The responsibility for log scaling lies with the timber permit holder, who may pass it on to the logging contractor or employ independent, licensed log-scaling contractors. However, only log scalers licensed by the PNGFA may scale logs, fill in and sign the Log Scaling Record Sheets which facilitate:
· Charging and collecting royalty payments, and any other volume- and/or species-based payments which may be due
· Control of log production levels agreed from the individual TPs
· Provision of rough forest yield data to be used to estimate potential yield from other similar areas of forest
· Provision of production statistics at project, regional and national level
In PNG timber permits, the transport of logs from the forest to the processing facility or other final destination is generally carried out by company-owned logging trucks. At both study sites, trucks used were Nissan TZA 520 "Jinkers" or the equivalent, equipped with pole trailers and capable of transporting an average load of 25 m³.

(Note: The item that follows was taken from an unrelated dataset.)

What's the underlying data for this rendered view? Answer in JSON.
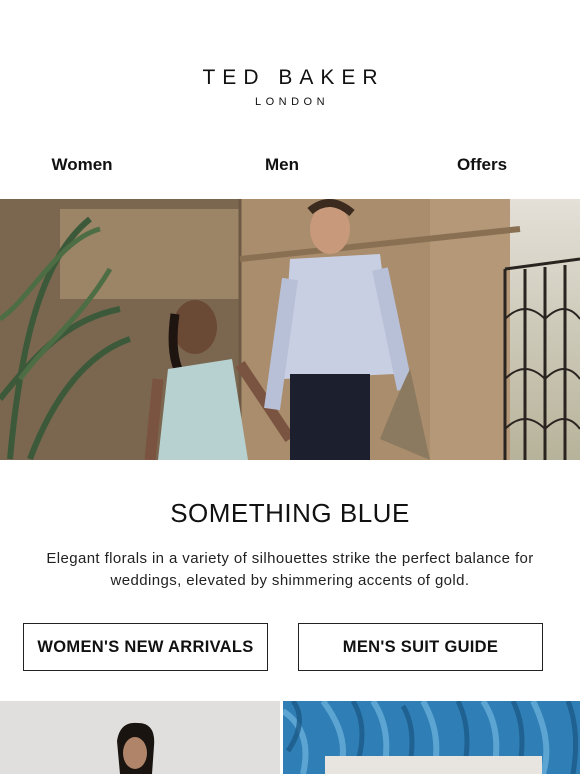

From Block 5 where the VFP study site was located, log transport was carried out in two phases. From the landings within the set-ups, sometimes referred to as "bush landings," logs were transported to a "transit landing" at the base camp in Pual. At the two transit landings (at Kilipau and Pual, both in Block 6) logs harvested from Blocks 1, 2, 4, and 5 are stockpiled during the dry season and subsequently transported to Vanimo Log Pond during the wet season on the all-weather main roads established by the developer as part of the project agreement.
The cost of unloading and reloading logs at the transit landing seems to pay off because it provides a year-round, steady supply of logs and full use of machinery such as trucks and loaders while providing more year-round employment opportunities for local people.
Due to the cost of transportation, average transport distance is an important economic factor. The average distance from the transit landing at the base camp in Pual to the company's log pond at Vanimo is about 24 kilometres. The overall average hauling distance for the five-year planning period was estimated to be about 45 kilometres. In order to establish data on travel velocities and truck loads, log hauling from the transit landing at Pual to the Vanimo log pond was observed.
Photo 17. Forest roads of lower standard are used only during dry weather to transport logs from the "bush landing" within the set-up to a "transit landing" located at the base camp.
Five round trips with three different, randomly chosen trucks and drivers were observed by work and time studies. The average transport time per trip was about two and a half hours over an average transport distance of 24 km. The time distribution among the work elements observed was as follows:
Work element |
Time |
Time share |
Travel unloaded |
39 min |
26% |
Loading operation |
12 min |
8% |
Load control and fixing load |
1 min |
1% |
Travel loaded |
50 min |
33% |
Unloading |
8 min |
5% |
Waiting to be loaded or unloaded |
41 min |
27% |
Total time |
2 h 31 min |
100% |
Travel time unloaded was about three-quarters of the travel time when loaded. The average travel velocity unloaded was about 40 km/h against 30 km/h for loaded trucks. The average travel velocity was calculated from the known distance and measured travel time for each round trip. However, the highest average travel velocity when unloaded, 43.6 km/h, gives an indication of the practical speed limits on these roads. The highest speedometer reading while travelling in this quite new Jinker was near the 50 km/h mark.
Photo 18. Risk of bridge failure sometimes forces unconventional solutions-here a timber lorry is pulled through a stream by a bulldozer.